Publié le 25 février 2014
Dans le cadre de sa nouvelle gouvernance mise en place en 2013, le groupe Arterris a créé des Comités d’orientation stratégique (Cos) par métier. Leur mission vise à mener des réflexions de fond en vue de proposer un plan stratégique et un business plan à trois ans qui, in fine, sont soumis à l’approbation du conseil d’administration, dont relèvent les décisions. Parmi les huit Cos identifiés, l’un concerne le secteur de l’innovation.

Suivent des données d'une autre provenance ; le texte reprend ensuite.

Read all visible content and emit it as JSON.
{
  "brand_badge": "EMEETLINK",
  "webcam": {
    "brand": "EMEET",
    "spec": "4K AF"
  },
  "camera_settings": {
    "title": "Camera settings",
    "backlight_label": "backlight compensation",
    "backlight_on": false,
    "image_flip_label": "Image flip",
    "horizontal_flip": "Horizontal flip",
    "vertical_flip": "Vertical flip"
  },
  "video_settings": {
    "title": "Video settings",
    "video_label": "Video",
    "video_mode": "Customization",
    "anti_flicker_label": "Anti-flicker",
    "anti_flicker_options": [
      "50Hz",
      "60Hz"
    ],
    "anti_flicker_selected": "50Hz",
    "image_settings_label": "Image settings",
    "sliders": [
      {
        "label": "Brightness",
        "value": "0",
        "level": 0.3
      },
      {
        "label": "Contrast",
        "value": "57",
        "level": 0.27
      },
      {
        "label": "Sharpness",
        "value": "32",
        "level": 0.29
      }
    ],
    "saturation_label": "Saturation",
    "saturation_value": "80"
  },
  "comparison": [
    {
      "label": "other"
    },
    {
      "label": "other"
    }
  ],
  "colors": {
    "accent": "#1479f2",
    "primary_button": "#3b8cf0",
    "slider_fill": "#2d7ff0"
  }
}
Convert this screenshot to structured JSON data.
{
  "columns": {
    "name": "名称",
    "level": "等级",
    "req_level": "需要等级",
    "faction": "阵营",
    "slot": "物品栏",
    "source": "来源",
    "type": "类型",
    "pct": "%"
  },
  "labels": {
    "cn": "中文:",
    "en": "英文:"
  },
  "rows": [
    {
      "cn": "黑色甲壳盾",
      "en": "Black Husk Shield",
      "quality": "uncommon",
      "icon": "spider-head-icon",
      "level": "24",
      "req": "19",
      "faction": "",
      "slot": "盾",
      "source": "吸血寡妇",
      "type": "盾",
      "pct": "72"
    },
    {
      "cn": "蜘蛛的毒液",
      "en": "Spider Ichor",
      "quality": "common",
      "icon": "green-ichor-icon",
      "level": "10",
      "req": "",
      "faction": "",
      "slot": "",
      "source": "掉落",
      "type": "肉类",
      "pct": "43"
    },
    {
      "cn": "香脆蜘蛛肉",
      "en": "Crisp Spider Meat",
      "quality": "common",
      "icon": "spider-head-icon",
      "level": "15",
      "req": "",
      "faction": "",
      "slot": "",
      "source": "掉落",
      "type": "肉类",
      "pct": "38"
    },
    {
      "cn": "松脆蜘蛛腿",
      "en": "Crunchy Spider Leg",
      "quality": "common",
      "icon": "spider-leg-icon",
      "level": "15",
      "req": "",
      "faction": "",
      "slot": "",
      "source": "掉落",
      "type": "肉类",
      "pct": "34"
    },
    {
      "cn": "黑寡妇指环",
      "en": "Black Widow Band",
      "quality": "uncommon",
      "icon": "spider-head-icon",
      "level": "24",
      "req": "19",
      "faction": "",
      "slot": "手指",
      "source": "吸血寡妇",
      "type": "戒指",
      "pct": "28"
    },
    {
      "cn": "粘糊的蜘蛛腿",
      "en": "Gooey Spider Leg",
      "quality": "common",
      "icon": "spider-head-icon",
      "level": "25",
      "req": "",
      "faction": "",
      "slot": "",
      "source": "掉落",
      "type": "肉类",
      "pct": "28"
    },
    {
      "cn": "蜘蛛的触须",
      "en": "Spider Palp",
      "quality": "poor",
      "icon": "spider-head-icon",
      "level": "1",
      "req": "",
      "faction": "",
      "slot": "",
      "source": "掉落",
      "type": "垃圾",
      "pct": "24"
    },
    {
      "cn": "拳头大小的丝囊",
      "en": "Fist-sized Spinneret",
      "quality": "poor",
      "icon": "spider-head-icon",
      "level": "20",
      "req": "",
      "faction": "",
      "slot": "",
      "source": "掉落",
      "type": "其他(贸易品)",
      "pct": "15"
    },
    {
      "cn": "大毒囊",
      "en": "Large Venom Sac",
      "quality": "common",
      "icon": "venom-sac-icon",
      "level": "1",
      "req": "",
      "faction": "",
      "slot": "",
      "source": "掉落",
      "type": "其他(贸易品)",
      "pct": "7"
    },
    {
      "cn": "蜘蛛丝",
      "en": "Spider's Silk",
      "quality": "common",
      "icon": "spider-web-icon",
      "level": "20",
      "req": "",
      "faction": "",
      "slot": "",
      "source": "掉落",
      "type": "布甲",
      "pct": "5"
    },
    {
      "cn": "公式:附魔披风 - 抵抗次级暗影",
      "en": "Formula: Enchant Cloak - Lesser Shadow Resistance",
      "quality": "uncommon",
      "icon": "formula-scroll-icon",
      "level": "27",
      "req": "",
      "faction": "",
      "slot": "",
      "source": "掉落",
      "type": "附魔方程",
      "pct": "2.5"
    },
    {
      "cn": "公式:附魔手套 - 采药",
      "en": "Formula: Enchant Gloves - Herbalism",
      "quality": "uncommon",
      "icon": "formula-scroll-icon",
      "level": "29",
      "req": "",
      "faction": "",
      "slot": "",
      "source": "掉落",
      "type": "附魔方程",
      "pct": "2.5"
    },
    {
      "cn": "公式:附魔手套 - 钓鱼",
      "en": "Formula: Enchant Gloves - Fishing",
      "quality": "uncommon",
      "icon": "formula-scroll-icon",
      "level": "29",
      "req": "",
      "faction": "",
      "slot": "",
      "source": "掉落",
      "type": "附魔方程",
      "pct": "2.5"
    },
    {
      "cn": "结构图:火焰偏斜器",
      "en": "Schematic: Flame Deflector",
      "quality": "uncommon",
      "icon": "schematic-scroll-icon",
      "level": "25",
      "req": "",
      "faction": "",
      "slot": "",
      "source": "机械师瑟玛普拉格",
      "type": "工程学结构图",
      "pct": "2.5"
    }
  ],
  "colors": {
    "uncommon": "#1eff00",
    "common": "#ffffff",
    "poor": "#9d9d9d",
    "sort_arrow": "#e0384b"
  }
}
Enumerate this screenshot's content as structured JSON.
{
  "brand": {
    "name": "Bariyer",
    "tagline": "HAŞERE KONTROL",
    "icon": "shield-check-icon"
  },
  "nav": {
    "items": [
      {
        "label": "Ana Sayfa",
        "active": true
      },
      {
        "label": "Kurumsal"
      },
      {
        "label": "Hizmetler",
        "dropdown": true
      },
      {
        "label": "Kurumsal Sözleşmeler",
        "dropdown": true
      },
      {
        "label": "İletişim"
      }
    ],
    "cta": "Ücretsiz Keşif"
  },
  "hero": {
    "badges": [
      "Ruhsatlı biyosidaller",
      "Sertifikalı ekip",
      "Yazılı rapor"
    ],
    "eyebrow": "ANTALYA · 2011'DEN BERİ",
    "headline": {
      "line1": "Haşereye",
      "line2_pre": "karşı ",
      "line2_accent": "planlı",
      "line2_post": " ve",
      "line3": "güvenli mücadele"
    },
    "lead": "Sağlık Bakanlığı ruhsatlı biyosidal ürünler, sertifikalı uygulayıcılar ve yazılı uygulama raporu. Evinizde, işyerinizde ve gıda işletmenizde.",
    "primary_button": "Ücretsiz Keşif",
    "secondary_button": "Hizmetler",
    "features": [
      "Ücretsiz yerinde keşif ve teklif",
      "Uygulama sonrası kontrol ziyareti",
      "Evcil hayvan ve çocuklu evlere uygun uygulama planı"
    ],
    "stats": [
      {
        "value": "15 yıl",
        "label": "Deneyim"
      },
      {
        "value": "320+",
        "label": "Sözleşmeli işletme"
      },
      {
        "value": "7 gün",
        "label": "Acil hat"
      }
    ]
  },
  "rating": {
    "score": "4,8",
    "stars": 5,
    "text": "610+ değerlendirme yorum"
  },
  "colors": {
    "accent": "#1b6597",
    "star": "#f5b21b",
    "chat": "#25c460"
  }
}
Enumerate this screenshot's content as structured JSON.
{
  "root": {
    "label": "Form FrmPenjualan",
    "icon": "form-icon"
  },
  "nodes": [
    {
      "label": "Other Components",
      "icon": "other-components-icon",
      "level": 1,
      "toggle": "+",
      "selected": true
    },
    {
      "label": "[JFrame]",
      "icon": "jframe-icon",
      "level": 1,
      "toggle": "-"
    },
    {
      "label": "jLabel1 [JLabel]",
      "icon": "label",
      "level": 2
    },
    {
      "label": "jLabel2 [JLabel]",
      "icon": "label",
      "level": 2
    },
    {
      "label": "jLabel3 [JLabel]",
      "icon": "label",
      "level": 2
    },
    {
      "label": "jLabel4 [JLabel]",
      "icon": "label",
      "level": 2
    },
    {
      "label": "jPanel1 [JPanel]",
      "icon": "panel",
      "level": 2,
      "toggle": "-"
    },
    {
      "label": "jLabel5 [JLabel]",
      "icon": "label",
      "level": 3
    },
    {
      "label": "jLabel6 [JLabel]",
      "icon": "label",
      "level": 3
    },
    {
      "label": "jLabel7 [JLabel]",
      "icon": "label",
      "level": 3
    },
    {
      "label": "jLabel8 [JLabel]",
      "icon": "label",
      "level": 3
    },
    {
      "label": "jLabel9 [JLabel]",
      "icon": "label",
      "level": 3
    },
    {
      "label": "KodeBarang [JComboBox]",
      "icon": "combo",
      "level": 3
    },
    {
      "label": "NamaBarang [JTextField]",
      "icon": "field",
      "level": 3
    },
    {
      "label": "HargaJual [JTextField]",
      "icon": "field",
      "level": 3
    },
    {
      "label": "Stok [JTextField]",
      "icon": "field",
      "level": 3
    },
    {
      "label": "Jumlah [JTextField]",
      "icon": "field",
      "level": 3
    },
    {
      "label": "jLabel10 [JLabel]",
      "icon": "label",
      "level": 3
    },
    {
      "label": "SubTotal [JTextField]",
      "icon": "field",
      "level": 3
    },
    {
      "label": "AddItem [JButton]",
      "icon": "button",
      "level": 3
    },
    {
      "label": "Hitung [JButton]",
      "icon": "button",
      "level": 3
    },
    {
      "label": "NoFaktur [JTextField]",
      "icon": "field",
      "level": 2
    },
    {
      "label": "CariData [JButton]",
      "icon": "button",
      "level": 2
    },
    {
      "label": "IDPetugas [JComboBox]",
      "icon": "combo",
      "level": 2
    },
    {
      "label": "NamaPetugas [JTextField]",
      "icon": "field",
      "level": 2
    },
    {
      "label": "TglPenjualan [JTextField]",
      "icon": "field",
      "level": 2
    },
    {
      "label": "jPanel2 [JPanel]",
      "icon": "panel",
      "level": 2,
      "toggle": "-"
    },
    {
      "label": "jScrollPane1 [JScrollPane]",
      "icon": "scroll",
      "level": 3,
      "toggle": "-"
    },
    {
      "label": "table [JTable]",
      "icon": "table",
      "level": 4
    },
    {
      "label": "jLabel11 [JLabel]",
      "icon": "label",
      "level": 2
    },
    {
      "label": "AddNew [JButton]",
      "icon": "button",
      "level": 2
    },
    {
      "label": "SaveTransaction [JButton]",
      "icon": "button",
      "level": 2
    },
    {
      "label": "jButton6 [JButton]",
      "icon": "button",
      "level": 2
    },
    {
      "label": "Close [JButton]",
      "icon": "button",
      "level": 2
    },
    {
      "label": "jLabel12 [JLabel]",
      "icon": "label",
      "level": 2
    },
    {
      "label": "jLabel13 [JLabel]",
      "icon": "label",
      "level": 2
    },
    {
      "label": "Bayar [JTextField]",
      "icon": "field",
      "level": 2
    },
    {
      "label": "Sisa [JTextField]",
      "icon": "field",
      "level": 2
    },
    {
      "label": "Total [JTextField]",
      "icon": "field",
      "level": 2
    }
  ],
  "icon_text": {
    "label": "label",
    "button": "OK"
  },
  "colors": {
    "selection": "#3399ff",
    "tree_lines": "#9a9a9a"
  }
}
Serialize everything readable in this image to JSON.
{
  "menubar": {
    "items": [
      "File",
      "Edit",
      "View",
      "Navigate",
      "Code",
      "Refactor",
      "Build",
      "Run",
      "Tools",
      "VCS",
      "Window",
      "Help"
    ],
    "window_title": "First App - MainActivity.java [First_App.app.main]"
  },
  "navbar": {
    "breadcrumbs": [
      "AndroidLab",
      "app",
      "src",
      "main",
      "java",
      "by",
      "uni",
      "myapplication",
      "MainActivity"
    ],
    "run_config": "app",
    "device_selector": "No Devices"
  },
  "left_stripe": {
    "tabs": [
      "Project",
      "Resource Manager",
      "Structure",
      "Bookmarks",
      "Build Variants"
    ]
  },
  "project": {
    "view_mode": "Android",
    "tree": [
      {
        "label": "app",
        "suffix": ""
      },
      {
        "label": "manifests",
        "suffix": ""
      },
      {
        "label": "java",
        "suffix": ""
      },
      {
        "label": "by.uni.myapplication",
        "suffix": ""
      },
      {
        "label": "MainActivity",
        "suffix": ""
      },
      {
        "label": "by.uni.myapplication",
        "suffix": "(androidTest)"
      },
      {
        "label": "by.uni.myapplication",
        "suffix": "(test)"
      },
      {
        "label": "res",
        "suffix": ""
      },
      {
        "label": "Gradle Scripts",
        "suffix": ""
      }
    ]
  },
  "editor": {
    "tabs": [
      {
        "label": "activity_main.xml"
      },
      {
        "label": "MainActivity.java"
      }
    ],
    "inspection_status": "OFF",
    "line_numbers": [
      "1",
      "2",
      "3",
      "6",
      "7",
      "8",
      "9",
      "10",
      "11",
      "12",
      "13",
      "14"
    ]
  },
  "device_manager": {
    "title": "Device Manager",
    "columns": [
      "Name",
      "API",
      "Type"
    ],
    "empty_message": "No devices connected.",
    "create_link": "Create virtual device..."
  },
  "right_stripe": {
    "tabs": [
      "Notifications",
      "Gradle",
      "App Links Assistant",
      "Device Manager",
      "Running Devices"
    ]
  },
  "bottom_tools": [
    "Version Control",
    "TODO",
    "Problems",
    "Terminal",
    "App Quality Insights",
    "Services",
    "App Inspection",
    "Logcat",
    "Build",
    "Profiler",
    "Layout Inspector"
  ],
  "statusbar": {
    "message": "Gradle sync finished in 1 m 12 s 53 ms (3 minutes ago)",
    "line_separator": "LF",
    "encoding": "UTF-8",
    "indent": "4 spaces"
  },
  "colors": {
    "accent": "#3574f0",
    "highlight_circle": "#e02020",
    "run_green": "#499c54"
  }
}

En créant Arterris Innovation, le groupe confirme ainsi son intérêt pour la recherche et le développement (R&D) qui, depuis fort longtemps, fait partie des éléments centraux de sa stratégie. « La R&D est un investissement sur le futur qui nous permettra de créer du développement économique », indique Guillaume Duboin, directeur du Pôle Innovation Marketing du groupe. Dans cet objectif, le groupe consacre désormais quelque 1,7 M€ par an à l’innovation, contre 1,1 M€ il y a tout juste trois ans. Sur ce budget, près de 40 % sont autofinancés par le ou les métiers impliqués dans les projets de R&D. Les 60 % restants sont financés grâce à des crédits d’impôt recherche, des aides à l’innovation via les pôles de compétitivité et enfin, quand c’est le cas, des royalties. « L’objectif », poursuit Guillaume Duboin, « est de ne pas voir l’agriculture partir dans la décroissance, mais qu’elle continue à se développer avec des méthodes de plus en plus respectueuses de l’environnement. »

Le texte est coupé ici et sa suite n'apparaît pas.